Questo lo porta ad avere una nuova e rivoluzionaria concezione dell'uomo: esso tende a fissarsi in una forma individuale, che lui stesso si sceglie, in una personalità che vuole coerente ed unitaria; questa, però, è solo un'illusione e scaturisce dal sentimento soggettivo che ha del mondo.

Inoltre gli altri con cui l'uomo vive, vedendolo ciascuno secondo la sua prospettiva particolare, gli assegnano determinate forme. Perciò mentre l'uomo crede di essere uno, per sé e per gli altri, in realtà è tanti individui diversi, a seconda di chi lo guarda.

Ciascuna di queste forme è una costruzione fittizia, una "maschera" che l'uomo s'impone e che gli impone il contesto sociale; sotto questa non c'è nessuno, c'è solo un fluire indististo ed incoerente di stati in perenne trasformazione.

Ciò porta alla frantumazione dell'io, sul quale si era fondato tutto il pensiero sino a quel tempo, in un insieme di stati incoerenti, in continua trasformazione. La crisi dell'idea di identità e di persona è l'ultima tappa della crisi delle certezze che ha investito la civiltà dei primi del novecento.

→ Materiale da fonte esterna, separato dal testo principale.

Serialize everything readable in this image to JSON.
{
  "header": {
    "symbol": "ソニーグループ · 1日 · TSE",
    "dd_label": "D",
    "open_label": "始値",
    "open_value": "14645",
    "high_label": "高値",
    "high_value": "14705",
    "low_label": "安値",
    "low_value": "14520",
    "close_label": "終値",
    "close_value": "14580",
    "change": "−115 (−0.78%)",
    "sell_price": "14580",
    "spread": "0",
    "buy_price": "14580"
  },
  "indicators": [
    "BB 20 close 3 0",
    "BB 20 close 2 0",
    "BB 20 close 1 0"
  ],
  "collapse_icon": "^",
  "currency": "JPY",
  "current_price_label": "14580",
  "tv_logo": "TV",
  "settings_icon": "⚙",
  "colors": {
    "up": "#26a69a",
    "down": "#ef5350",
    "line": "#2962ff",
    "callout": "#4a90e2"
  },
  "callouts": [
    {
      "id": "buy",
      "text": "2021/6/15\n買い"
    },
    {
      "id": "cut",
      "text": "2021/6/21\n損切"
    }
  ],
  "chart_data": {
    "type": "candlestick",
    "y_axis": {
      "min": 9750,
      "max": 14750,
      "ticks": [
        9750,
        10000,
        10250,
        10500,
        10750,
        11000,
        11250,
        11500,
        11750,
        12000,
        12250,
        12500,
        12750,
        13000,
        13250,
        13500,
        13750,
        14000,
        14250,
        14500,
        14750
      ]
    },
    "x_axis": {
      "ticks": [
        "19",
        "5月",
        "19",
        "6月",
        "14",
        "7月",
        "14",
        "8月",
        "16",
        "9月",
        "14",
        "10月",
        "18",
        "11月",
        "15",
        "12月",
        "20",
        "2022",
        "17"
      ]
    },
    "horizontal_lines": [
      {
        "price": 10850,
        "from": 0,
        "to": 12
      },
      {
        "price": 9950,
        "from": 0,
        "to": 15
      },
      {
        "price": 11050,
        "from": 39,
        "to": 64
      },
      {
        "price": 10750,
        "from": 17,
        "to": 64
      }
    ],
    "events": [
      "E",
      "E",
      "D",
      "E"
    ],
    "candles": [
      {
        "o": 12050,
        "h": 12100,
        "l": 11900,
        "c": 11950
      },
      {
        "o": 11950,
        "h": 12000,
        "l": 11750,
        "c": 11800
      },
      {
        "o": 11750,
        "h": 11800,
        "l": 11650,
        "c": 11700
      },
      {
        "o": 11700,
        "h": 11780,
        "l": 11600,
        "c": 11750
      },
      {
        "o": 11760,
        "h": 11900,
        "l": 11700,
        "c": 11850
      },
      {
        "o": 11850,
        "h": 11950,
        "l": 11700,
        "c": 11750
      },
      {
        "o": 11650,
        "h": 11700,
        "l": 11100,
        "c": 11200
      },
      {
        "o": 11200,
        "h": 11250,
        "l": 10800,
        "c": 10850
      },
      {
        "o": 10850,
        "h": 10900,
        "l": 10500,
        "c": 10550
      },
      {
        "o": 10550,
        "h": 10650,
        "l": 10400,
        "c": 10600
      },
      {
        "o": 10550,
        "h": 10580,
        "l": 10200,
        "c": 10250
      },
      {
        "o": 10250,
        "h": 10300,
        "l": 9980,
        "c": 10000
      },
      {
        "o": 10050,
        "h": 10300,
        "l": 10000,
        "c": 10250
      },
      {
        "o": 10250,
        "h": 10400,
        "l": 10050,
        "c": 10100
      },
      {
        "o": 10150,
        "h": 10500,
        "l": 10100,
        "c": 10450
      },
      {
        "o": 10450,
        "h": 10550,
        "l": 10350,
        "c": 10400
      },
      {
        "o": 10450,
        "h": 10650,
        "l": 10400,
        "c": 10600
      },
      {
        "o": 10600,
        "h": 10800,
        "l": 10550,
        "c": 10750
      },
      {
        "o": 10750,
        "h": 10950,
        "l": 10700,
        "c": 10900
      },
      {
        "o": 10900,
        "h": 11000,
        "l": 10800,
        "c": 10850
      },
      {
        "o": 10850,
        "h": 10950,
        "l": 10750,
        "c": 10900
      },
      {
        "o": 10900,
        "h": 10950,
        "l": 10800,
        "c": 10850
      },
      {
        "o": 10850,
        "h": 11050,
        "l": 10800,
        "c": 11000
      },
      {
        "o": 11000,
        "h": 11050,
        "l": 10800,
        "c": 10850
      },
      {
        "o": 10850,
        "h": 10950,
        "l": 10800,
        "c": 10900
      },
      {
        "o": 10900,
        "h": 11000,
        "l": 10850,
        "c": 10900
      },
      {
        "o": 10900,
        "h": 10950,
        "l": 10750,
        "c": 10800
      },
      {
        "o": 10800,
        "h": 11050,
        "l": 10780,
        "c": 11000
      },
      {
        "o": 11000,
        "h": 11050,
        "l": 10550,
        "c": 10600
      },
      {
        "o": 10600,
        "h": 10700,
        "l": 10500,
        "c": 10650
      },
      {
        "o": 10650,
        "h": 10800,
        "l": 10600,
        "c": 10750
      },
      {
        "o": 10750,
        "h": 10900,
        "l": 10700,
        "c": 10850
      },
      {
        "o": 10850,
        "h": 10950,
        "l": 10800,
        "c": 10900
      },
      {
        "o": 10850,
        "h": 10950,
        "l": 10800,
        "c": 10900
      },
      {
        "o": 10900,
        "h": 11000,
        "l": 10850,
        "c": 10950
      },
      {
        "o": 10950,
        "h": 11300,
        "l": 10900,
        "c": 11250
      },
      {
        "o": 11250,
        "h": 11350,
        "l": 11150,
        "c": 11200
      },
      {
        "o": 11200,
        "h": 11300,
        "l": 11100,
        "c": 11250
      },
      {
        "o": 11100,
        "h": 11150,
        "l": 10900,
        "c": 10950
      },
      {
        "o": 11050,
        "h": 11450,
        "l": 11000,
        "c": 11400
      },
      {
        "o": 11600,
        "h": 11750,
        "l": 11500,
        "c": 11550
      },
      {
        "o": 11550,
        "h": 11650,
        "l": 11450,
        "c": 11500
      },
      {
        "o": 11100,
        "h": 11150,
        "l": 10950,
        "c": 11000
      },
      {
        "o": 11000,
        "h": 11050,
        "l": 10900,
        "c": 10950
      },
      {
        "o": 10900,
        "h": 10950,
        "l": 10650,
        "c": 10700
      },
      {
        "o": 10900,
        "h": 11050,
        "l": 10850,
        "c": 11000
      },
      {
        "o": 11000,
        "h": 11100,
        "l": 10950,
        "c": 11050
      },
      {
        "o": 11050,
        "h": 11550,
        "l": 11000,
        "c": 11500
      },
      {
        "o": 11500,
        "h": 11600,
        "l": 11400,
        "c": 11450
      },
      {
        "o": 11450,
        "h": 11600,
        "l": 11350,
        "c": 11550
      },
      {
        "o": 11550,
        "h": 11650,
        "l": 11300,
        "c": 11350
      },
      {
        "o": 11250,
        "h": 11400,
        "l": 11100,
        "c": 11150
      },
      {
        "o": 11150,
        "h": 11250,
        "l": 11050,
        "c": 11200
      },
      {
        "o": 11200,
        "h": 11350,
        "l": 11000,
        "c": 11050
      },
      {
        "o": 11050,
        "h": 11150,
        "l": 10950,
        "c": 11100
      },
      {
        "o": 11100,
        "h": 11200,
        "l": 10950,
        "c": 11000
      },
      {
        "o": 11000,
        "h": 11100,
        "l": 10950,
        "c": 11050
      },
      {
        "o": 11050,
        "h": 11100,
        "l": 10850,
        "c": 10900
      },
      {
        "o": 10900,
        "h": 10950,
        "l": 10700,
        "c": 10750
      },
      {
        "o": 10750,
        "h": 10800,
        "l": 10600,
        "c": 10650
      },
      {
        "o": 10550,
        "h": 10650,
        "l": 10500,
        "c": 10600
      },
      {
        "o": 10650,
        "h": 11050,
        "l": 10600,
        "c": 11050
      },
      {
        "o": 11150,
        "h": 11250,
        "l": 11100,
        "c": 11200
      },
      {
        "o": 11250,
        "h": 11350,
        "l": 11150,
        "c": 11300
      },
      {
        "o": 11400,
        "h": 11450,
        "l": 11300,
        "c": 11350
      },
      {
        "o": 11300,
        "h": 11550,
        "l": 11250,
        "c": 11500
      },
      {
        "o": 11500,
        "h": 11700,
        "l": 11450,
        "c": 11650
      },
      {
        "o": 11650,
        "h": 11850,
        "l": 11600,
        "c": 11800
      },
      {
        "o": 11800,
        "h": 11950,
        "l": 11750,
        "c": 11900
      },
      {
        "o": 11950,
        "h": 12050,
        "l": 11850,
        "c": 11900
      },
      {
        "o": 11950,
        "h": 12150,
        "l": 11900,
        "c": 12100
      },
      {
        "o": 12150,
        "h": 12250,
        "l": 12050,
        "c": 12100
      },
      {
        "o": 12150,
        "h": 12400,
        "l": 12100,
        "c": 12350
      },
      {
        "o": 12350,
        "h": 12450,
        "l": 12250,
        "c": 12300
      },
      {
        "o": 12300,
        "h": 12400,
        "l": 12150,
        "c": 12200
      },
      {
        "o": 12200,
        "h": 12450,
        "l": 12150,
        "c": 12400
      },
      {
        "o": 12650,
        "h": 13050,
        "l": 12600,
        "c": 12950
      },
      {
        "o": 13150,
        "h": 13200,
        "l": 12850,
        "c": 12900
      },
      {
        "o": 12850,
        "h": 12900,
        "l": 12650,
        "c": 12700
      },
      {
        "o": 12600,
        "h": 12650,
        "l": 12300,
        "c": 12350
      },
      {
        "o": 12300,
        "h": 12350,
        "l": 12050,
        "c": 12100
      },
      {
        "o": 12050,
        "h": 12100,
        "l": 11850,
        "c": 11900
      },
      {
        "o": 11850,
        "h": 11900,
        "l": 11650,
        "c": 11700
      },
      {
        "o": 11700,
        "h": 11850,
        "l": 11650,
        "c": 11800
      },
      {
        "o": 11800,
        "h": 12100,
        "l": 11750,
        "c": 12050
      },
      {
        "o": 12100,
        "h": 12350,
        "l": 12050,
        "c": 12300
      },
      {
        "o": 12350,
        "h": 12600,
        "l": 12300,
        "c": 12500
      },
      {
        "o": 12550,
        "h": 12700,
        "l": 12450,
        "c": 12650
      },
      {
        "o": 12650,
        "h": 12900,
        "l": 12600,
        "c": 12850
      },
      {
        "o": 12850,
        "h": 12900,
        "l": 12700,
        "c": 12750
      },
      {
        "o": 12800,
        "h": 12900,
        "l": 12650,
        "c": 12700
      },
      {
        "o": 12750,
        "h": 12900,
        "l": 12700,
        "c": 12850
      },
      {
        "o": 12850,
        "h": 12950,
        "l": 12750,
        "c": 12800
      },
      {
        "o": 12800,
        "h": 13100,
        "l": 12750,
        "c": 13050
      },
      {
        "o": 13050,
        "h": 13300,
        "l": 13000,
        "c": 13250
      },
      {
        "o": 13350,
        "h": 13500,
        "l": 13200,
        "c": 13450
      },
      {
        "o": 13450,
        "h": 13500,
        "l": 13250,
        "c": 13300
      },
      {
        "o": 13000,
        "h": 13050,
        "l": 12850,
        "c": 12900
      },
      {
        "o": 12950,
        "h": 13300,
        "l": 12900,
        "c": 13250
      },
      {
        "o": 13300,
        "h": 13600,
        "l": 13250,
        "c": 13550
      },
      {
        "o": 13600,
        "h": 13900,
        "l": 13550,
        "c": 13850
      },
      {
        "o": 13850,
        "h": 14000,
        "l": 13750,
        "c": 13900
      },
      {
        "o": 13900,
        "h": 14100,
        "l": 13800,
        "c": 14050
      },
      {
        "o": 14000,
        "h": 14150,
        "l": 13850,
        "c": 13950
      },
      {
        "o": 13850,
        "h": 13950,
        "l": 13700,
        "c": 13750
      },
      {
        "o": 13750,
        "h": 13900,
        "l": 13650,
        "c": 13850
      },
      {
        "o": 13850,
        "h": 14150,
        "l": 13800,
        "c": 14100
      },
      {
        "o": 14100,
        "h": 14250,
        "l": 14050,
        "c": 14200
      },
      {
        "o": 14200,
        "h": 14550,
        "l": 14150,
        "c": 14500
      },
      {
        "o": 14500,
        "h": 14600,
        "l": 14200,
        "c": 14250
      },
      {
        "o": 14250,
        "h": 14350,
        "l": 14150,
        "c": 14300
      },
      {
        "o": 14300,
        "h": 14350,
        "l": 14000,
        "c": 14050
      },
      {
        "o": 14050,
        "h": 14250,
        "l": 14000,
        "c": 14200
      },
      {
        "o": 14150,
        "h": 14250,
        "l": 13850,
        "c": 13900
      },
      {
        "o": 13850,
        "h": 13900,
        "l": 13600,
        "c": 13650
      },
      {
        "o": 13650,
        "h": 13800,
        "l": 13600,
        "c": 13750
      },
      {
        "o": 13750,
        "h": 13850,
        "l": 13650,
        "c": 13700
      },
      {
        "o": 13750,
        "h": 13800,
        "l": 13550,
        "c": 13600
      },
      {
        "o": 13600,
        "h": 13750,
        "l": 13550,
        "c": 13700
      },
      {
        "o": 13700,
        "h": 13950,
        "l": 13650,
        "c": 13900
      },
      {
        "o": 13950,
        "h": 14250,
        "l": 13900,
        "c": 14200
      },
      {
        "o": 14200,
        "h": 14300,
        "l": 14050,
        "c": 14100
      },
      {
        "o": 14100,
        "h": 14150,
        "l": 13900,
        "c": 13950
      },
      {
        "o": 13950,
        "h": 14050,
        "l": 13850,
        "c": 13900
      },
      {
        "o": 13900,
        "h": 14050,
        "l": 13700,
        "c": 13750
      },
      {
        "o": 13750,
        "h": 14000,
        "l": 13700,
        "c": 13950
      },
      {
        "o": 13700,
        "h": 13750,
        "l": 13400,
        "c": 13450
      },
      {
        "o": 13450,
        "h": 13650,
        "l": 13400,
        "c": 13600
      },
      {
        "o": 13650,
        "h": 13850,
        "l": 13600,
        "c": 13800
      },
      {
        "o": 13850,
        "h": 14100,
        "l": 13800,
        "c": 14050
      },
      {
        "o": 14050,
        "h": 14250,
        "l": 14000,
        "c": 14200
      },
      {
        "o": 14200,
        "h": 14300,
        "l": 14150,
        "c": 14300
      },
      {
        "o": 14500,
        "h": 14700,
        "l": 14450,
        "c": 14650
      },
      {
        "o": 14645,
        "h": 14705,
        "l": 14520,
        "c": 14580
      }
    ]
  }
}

La presa di coscienza di questa inconsistenza dell'io suscita nei personaggi pirandelliani sentimento di smarrimento e dolore. In primo luogo provano angoscia ed orrore, seguiti dalla solitudine, quando si accorgono di non essere nessuno; in secondo luogo soffrono per essere fissati dagli altri in forme in cui non si possono conoscere.

Vi è quindi un rifiuto delle forme della vita sociale, che impongono all'uomo "maschere" e parti fittizie. Innanzitutto viene criticata la famiglia. La seconda "trappola" è quella economica, la condizione sociale ed il lavoro; da quest'ultima non vi è alcuna via d'uscita storica: il pessimismo pirandelliano è totale. Per lui è la società in quanto tale che è condannabile, in quanto negazione del movimento vitale; per questo la sua critica è puramente negativa e non propone alternative.

L'unica via di relativa salvezza che viene data ai suoi eroi è la fuga nell'irrazionale, oppure nella follia, che è lo strumento di contestazione per eccellenza delle forme fasulle della vita sociale.

Nell'opera pirandelliana viene introdotto un nuovo personaggio: il "il forestiere della vita", colui che "ha capito il giuoco" e che perciò si isola, rifiutando di assumere la sua parte, ed osservando gli uomini imprigionati dalla "trappola" con un atteggiamento umoristico (filosofia del lontano).

Dal vitalismo pirandelliano scaturiscono importanti conseguenze sul piano conoscitivo: se la realtà è in perpetuo divenire, essa non si può fissare in schemi e moduli d'ordine totalizzanti ed onnicomprensivi. Non solo, ma non esiste neanche una prospettiva privilegiata da cui osservare l'irreale, le prospettive possibili sono infinite e tutte equivalenti (Einstein).

Ciò comporta un radicale relativismo conoscitivo: ognuno ha la sua verità, che nasce dal suo modo soggettivo di vedere le cose. Da ciò deriva un'inevitabile incomunicabilità tra gli uomini, dato che ciascuno fa riferimento alla realtà come gli appare, mentre non può sapere come sia per gli altri.

L'incomunicabilità accresce il senso di solitudine dell'uomo che scopre di essere nessuno.

Dalla visione complessiva del mondo scaturiscono la concezione dell'arte e la poetica di Pirandello.

L'opera d'arte nasce dal libero movimento della vita interiore, mentre la riflessione, al momento della concezione, non compare o rimane celata sotto forma di sentimento. Nell'opera umoristica, invece, la riflessione giudica, analizzandolo e scomponendolo, il sentimento.

Il dato caratterizzante dell'umorismo è il sentimento del contrario, che permette di cogliere il carattere molteplice e contradditorio della realtà e di vederla sotto diverse prospettive contemporaneamente. Inoltre accanto al comico è sempre presente il tragico, dal quale non può mai essere separato.